L’intégration de l’intelligence artificielle dans son moteur de recherche va obliger le géant du web à revoir totalement son modèle économique basé sur la publicité.
Imaginez que vous possédiez un quasi-monopole sur le marché publicitaire du web et que votre nouvel outil d’intelligence artificielle vous oblige à revoir votre modèle économique. C’est plus ou moins la situation dans laquelle se trouve Google qui est en train de mettre au point son assistant de recherche baptisé SGE, pour search generative experience. Plutôt que de proposer une série de liens hypertextes, cet outil est censé fournir une sorte de synthèse écrite qui répond parfaitement à la requête posée. Non seulement ce fonctionnement s’avère très coûteux en ressources serveur, mais il empêche aussi l’affichage de liens sponsorisé qui représentent plus de la moitié des revenus d’Alphabet, soit la coquette de somme de 175 milliards de dollars par an. L’expression « se tirer une balle dans le pied » n'a jamais pesé aussi lourd que dans ce cas précis.
Payer pour faire de la recherche web ?
Pour pallier ce problème, le Financial Times dévoile que Google envisage de faire payer cette fonctionnalité sous la forme d’un abonnement premium. Si ce projet semble être encore dans les limbes, la firme a rassuré ses clients en indiquant qu’elle n’envisageait pas de mettre fin au sponsoring et serait donc en train de chercher une solution qui consiste à nous faire payer la recherche ET à inclure de la publicité en même temps. De quoi poser de grosses questions d’éthique (quid d’un résultat généré par IA et « sponsorisé » par une marque ? ) et installer une situation paradoxale vis-à-vis du concept même du premium. S’ajoute à cela l’inquiétude bien légitime des éditeurs de site web et notamment des médias qui risquent de voir le nombre de visites diminuer à mesure que les internautes se contenteront de résumés générés par écrit.
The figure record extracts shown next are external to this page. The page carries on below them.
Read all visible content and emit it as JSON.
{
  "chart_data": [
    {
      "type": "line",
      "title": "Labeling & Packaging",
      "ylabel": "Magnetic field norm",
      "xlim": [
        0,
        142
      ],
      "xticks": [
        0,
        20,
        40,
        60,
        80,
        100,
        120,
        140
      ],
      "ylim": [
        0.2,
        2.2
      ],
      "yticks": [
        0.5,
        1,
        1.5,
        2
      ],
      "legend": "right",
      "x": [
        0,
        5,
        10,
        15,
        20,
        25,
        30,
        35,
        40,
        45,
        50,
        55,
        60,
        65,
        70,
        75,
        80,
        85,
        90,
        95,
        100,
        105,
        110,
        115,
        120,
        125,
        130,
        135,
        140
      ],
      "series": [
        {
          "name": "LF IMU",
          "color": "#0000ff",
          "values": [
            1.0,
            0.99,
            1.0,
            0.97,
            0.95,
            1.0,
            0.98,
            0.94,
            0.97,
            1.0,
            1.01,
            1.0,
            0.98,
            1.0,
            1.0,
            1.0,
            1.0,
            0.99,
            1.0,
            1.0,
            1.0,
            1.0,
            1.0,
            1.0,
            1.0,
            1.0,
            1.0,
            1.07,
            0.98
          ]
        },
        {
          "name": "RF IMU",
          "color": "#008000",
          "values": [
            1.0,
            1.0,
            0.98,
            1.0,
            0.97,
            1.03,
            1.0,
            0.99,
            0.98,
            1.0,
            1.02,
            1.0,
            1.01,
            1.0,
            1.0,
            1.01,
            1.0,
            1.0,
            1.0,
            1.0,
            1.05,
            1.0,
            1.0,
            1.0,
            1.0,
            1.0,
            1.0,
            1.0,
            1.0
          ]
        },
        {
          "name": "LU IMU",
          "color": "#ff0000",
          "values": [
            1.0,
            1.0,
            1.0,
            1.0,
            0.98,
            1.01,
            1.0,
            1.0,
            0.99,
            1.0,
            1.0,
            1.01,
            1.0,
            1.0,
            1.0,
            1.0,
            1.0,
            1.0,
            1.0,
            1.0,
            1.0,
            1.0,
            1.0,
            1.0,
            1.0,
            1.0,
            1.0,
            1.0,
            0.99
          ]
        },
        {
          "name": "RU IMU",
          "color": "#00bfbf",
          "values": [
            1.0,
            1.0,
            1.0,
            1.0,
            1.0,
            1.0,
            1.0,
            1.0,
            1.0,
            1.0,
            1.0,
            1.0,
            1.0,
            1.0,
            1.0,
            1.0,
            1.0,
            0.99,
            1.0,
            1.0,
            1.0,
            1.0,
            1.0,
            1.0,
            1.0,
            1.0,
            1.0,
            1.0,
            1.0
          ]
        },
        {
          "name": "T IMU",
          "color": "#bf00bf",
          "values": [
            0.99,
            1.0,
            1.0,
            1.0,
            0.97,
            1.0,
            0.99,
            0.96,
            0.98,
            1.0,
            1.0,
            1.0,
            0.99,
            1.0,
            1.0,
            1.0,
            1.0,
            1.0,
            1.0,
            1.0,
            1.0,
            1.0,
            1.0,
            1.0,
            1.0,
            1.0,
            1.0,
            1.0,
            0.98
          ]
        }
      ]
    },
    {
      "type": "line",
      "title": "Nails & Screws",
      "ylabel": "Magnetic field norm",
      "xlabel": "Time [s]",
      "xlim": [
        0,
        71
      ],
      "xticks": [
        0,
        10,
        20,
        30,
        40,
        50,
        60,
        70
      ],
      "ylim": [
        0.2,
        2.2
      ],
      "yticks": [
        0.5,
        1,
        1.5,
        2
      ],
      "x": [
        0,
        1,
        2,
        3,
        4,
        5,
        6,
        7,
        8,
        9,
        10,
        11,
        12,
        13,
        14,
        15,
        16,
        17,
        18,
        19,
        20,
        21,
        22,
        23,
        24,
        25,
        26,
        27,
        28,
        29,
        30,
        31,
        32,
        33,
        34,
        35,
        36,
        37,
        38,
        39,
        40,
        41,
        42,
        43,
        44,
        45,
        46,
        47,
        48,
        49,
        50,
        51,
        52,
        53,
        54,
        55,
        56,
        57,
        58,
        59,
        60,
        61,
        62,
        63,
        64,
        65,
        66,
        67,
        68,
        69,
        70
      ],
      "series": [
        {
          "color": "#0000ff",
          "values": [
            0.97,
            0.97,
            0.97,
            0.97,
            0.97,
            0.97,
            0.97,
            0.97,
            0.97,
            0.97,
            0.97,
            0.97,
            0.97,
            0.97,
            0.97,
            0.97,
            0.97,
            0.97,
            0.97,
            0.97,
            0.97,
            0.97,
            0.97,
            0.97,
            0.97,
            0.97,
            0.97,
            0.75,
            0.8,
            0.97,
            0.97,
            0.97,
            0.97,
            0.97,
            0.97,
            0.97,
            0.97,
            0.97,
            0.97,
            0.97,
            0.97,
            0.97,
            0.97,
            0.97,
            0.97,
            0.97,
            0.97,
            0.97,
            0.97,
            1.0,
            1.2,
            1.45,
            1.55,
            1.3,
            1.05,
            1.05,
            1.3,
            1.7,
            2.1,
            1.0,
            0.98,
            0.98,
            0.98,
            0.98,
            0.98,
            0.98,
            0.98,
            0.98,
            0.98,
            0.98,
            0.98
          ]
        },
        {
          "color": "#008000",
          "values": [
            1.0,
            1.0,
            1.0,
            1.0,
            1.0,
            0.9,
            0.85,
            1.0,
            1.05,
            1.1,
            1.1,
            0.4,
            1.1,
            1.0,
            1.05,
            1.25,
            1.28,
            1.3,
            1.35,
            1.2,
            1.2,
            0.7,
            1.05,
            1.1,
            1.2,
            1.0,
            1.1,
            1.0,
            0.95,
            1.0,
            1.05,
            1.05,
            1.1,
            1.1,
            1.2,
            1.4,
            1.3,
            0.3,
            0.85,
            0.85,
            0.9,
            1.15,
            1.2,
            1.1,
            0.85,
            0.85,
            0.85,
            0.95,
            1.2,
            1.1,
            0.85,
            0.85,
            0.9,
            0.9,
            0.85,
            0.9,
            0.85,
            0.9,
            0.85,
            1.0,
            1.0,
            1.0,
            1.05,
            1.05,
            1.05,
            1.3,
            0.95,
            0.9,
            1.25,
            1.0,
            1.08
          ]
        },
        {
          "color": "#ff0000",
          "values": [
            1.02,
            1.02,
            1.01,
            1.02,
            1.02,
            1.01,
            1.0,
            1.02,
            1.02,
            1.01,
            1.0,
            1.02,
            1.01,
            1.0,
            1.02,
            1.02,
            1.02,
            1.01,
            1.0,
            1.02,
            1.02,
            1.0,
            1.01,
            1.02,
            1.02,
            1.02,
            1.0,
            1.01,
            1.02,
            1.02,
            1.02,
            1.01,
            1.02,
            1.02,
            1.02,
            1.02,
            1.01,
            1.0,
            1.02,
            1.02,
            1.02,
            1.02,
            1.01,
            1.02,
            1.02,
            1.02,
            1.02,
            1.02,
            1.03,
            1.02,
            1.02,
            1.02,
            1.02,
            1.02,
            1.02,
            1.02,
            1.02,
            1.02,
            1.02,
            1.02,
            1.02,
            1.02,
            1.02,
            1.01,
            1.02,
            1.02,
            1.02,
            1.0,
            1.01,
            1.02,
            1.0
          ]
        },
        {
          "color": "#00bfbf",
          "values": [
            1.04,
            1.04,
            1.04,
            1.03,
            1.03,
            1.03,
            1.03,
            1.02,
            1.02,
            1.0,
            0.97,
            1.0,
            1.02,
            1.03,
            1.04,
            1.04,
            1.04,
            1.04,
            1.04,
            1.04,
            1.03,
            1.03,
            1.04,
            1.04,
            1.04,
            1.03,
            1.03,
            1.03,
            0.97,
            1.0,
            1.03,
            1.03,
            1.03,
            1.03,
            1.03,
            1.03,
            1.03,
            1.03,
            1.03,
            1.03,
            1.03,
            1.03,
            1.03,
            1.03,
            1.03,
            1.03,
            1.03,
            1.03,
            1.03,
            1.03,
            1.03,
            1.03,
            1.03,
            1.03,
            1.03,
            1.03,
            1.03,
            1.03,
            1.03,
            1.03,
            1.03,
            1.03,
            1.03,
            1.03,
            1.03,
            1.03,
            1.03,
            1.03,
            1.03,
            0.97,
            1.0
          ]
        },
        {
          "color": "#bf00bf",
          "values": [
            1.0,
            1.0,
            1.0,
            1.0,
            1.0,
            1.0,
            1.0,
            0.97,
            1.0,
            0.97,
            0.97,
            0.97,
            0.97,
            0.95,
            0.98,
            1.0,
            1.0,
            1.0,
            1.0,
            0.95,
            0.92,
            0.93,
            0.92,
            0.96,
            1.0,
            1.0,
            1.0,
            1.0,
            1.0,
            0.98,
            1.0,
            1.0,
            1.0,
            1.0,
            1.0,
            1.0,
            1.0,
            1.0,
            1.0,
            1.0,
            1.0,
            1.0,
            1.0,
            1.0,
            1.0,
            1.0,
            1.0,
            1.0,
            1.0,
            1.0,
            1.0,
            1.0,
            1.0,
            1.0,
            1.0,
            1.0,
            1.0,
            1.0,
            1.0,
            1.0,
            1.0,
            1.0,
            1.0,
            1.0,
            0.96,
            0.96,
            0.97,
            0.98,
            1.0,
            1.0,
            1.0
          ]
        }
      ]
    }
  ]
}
Éviter « l’emmerdification » des plateformes
Si cette histoire de premium n’est pour le moment qu’une option envisagée, elle marque un véritable tournant dans la manière dont on envisage l’utilisation du web depuis près de 30 ans. Depuis les premiers portails web comme Yahoo! aux moteurs plus récents, ces outils ont toujours été libres d’accès. Mais ce paradigme est en train de changer avec l’arrivée de l’IA générative. On sait déjà que Google traite les écrits générés par intelligence artificielle et ceux écrits par des humains de la même manière. On sait aussi que Google Book prend désormais en compte des livres de mauvaise qualité générés par IA. Entre les liens sponsorisés et les résultats de moins en moins pertinents, Google perd son principal attrait qui consistait à connecter des requêtes précises à des réponses précises données par d’autres internautes dans des forums plus ou moins spécialisés. Étant donné que ces informations fournies par des pairs et des experts sont en train d’être noyées sous un tsunami de contenus de basse qualité, les internautes se tournent vers d’autres plateformes comme TikTok qui est tout aussi bordélique, mais offre au moins l’illusion d’accéder à des conseils donnés par d’autres humains.
Vers un web à deux vitesses
Le futur du web tel qui se dessine pourrait être le suivant : on se retrouverait d’un côté avec des moteurs de recherche toujours gratuits, mais incluant des résultats de mauvaise qualité générés par des IA, et de l’autre des moteurs de recherche payants et assistés par une IA qui générerait une synthèse. Avant que Google ne se décide à sauter le pas, il existe déjà un modèle de ce type qui nous est rapporté par 404media. Il s’agit de Kagi, un moteur de recherche fondé en 2018 et lancé l’année dernière, dont la formule payante atteint la somme astronomique de 10 dollars par mois. En échange, il ne montre pas de publicités et diminue la visibilité des liens menant vers des sites contenant trop de sponsors et de traqueurs. Il mène aussi ses recherches sur de multiples moteurs de recherche généralistes et spécialisés comme Google, Yandex, Mojeek, Brave ou Wikimedia Commons et pense proposer dans un avenir proche des résumés de recherche boostés à l’intelligence artificielle. Nous nous dirigerons donc sûrement vers un monde qui se divisera en deux catégories. Ceux qui vont subir l’IA et ceux qui payeront pour être servis par cette dernière.